You can calculate a mean and median for this distribution, sure - but they won't be very descriptive as a representative of your data. Important Rule # 2 - Just because you can calculate a statistic doesn't mean it's correct for your data.
Welcome to my new feature - the Statistics Term of the Day. I'll try to start by focusing on terms that you non-statisticians out there are likely to see on your - or your child's - test score report. I'll try to keep the order somewhat logical but these early terms might be a tad out of order. I'll put stats terms that I've either covered, or (since this is the first installment), plan to cover, in bold.

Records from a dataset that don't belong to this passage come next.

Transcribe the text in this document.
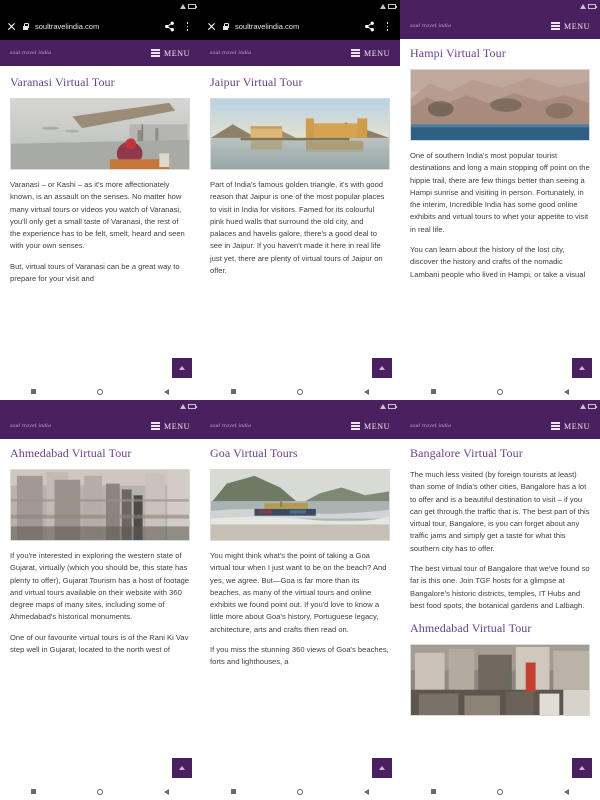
soultravelindia.com
soul travel india	MENU
Varanasi Virtual Tour

Varanasi – or Kashi – as it's more affectionately known, is an assault on the senses. No matter how many virtual tours or videos you watch of Varanasi, you'll only get a small taste of Varanasi, the rest of the experience has to be felt, smelt, heard and seen with your own senses.

But, virtual tours of Varanasi can be a great way to prepare for your visit and

soultravelindia.com
soul travel india	MENU
Jaipur Virtual Tour

Part of India's famous golden triangle, it's with good reason that Jaipur is one of the most popular places to visit in India for visitors. Famed for its colourful pink hued walls that surround the old city, and palaces and havelis galore, there's a good deal to see in Jaipur. If you haven't made it here in real life just yet, there are plenty of virtual tours of Jaipur on offer.

soul travel india	MENU
Hampi Virtual Tour

One of southern India's most popular tourist destinations and long a main stopping off point on the hippie trail, there are few things better than seeing a Hampi sunrise and visiting in person. Fortunately, in the interim, Incredible India has some good online exhibits and virtual tours to whet your appetite to visit in real life.

You can learn about the history of the lost city, discover the history and crafts of the nomadic Lambani people who lived in Hampi, or take a visual

soul travel india	MENU
Ahmedabad Virtual Tour

If you're interested in exploring the western state of Gujarat, virtually (which you should be, this state has plenty to offer), Gujarat Tourism has a host of footage and virtual tours available on their website with 360 degree maps of many sites, including some of Ahmedabad's historical monuments.

One of our favourite virtual tours is of the Rani Ki Vav step well in Gujarat, located to the north west of

soul travel india	MENU
Goa Virtual Tours

You might think what's the point of taking a Goa virtual tour when I just want to be on the beach? And yes, we agree. But—Goa is far more than its beaches, as many of the virtual tours and online exhibits we found point out. If you'd love to know a little more about Goa's history, Portuguese legacy, architecture, arts and crafts then read on.

If you miss the stunning 360 views of Goa's beaches, forts and lighthouses, a

soul travel india	MENU
Bangalore Virtual Tour

The much less visited (by foreign tourists at least) than some of India's other cities, Bangalore has a lot to offer and is a beautiful destination to visit – if you can get through the traffic that is. The best part of this virtual tour, Bangalore, is you can forget about any traffic jams and simply get a taste for what this southern city has to offer.

The best virtual tour of Bangalore that we've found so far is this one. Join TGF hosts for a glimpse at Bangalore's historic districts, temples, IT Hubs and best food spots, the botanical gardens and Lalbagh.

Ahmedabad Virtual Tour
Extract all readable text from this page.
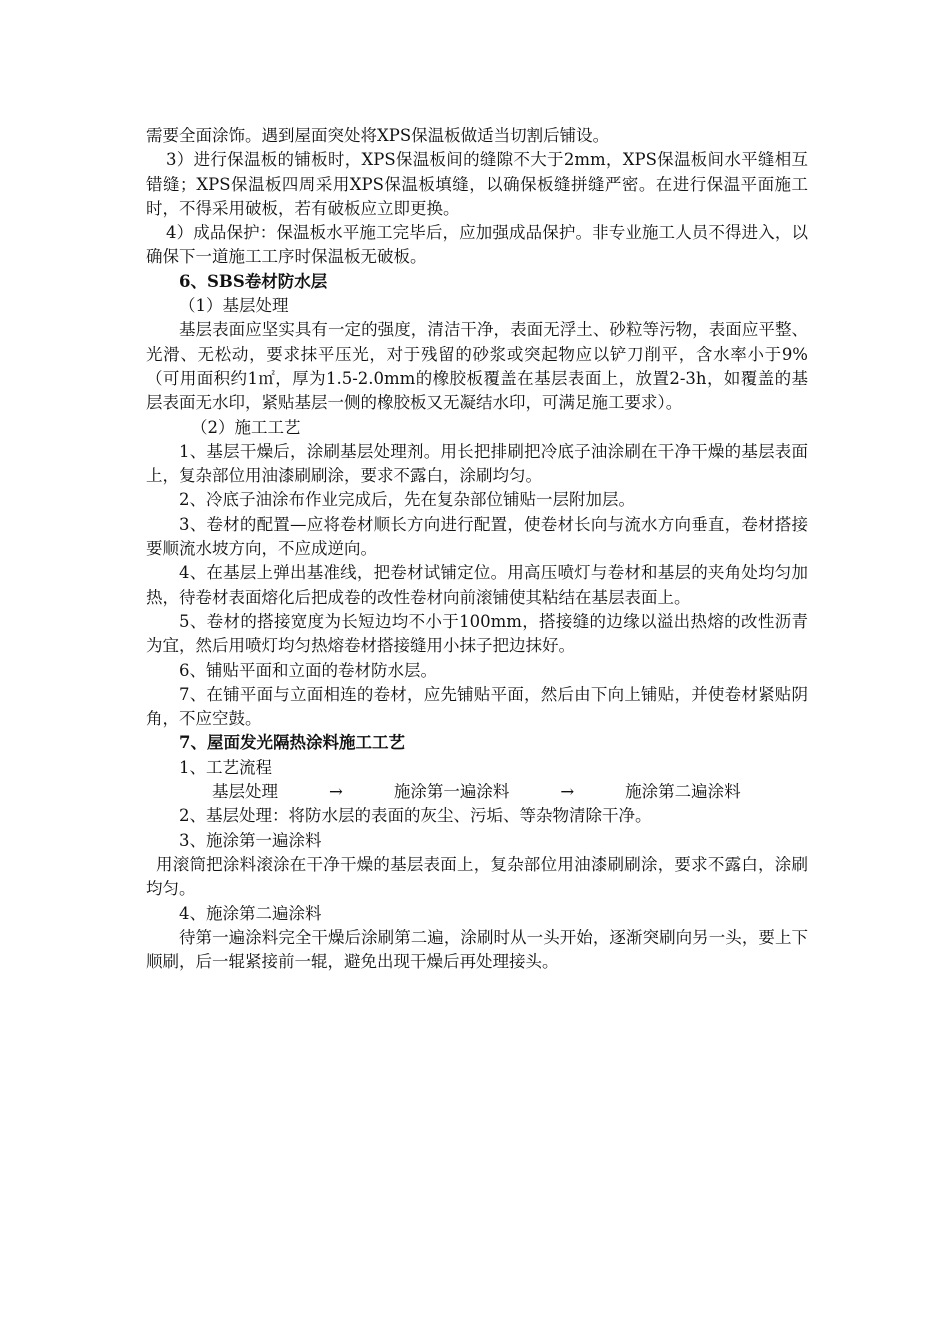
需要全面涂饰。遇到屋面突处将XPS保温板做适当切割后铺设。

3）进行保温板的铺板时，XPS保温板间的缝隙不大于2mm，XPS保温板间水平缝相互错缝；XPS保温板四周采用XPS保温板填缝，以确保板缝拼缝严密。在进行保温平面施工时，不得采用破板，若有破板应立即更换。

4）成品保护：保温板水平施工完毕后，应加强成品保护。非专业施工人员不得进入，以确保下一道施工工序时保温板无破板。

6、SBS卷材防水层

（1）基层处理

基层表面应坚实具有一定的强度，清洁干净，表面无浮土、砂粒等污物，表面应平整、光滑、无松动，要求抹平压光，对于残留的砂浆或突起物应以铲刀削平，含水率小于9%（可用面积约1㎡，厚为1.5-2.0mm的橡胶板覆盖在基层表面上，放置2-3h，如覆盖的基层表面无水印，紧贴基层一侧的橡胶板又无凝结水印，可满足施工要求）。

（2）施工工艺

1、基层干燥后，涂刷基层处理剂。用长把排刷把冷底子油涂刷在干净干燥的基层表面上，复杂部位用油漆刷刷涂，要求不露白，涂刷均匀。

2、冷底子油涂布作业完成后，先在复杂部位铺贴一层附加层。

3、卷材的配置—应将卷材顺长方向进行配置，使卷材长向与流水方向垂直，卷材搭接要顺流水坡方向，不应成逆向。

4、在基层上弹出基准线，把卷材试铺定位。用高压喷灯与卷材和基层的夹角处均匀加热，待卷材表面熔化后把成卷的改性卷材向前滚铺使其粘结在基层表面上。

5、卷材的搭接宽度为长短边均不小于100mm，搭接缝的边缘以溢出热熔的改性沥青为宜，然后用喷灯均匀热熔卷材搭接缝用小抹子把边抹好。

6、铺贴平面和立面的卷材防水层。

7、在铺平面与立面相连的卷材，应先铺贴平面，然后由下向上铺贴，并使卷材紧贴阴角，不应空鼓。

7、屋面发光隔热涂料施工工艺

1、工艺流程

基层处理	→	施涂第一遍涂料	→	施涂第二遍涂料

2、基层处理：将防水层的表面的灰尘、污垢、等杂物清除干净。

3、施涂第一遍涂料

用滚筒把涂料滚涂在干净干燥的基层表面上，复杂部位用油漆刷刷涂，要求不露白，涂刷均匀。

4、施涂第二遍涂料

待第一遍涂料完全干燥后涂刷第二遍，涂刷时从一头开始，逐渐突刷向另一头，要上下顺刷，后一辊紧接前一辊，避免出现干燥后再处理接头。
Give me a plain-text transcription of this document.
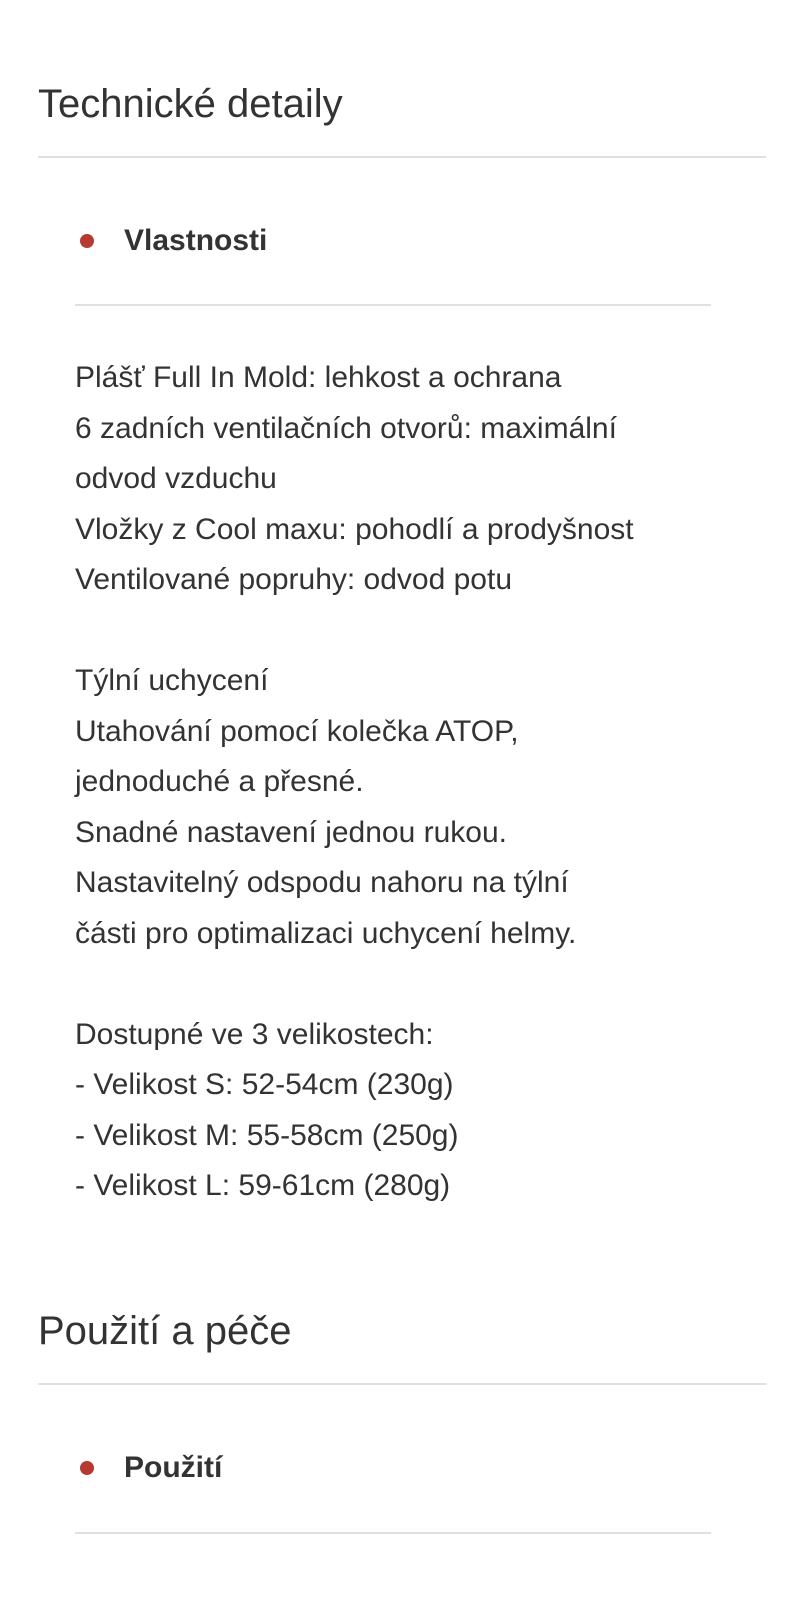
Technické detaily
Vlastnosti
Plášť Full In Mold: lehkost a ochrana
6 zadních ventilačních otvorů: maximální
odvod vzduchu
Vložky z Cool maxu: pohodlí a prodyšnost
Ventilované popruhy: odvod potu
Týlní uchycení
Utahování pomocí kolečka ATOP,
jednoduché a přesné.
Snadné nastavení jednou rukou.
Nastavitelný odspodu nahoru na týlní
části pro optimalizaci uchycení helmy.
Dostupné ve 3 velikostech:
- Velikost S: 52-54cm (230g)
- Velikost M: 55-58cm (250g)
- Velikost L: 59-61cm (280g)
Použití a péče
Použití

If it gets heinously boring, tell me.
Today the term is percentile. Put simply, the percentile is a value ranging from 1 to 100 (so it looks like a percentage) that indicates the percent of the distribution that lies below it. Often test scores are accompanied by a percentile; e.g., "This student's reading score is at the 98th percentile." That value is the percent of examinees in some reference group (often, the examinees who have taken the exam in the years prior) below the given score.
If you are at the 98th percentile, your percentile rank is 98. You have scored higher than 98 percent of some reference group of examinees. the College Board provides percentiles so that examinees can see how they did on the SAT as compared to examinees who took it in previous years.
Another phrase you might see with percentiles is cumulative frequency distribution or cumulative percentage. Cumulative in this case means increasing by successive additions; a cumulative frequency distribution is created by adding up all the ranked values in a distribution. Cumulative percentages are used to create percentiles; in order to know that score X is at the 98th percentile, the percents of all scores below score X had to be summed.
The 50th percentile is also known as the median, which is the measure of central tendency that divides the sample (or distribution) in half. Fifty percent of observations lie above the median, and fifty percent below. The median is not the same as the mean, which is the mathematical average or center of a sample or distribution. When a distribution is non-normal or skewed, the median is often the correct measure of central tendency. This is why you often see median, not mean, incomes reported, so that the few millionaires in the bunch don't confuse the analyses.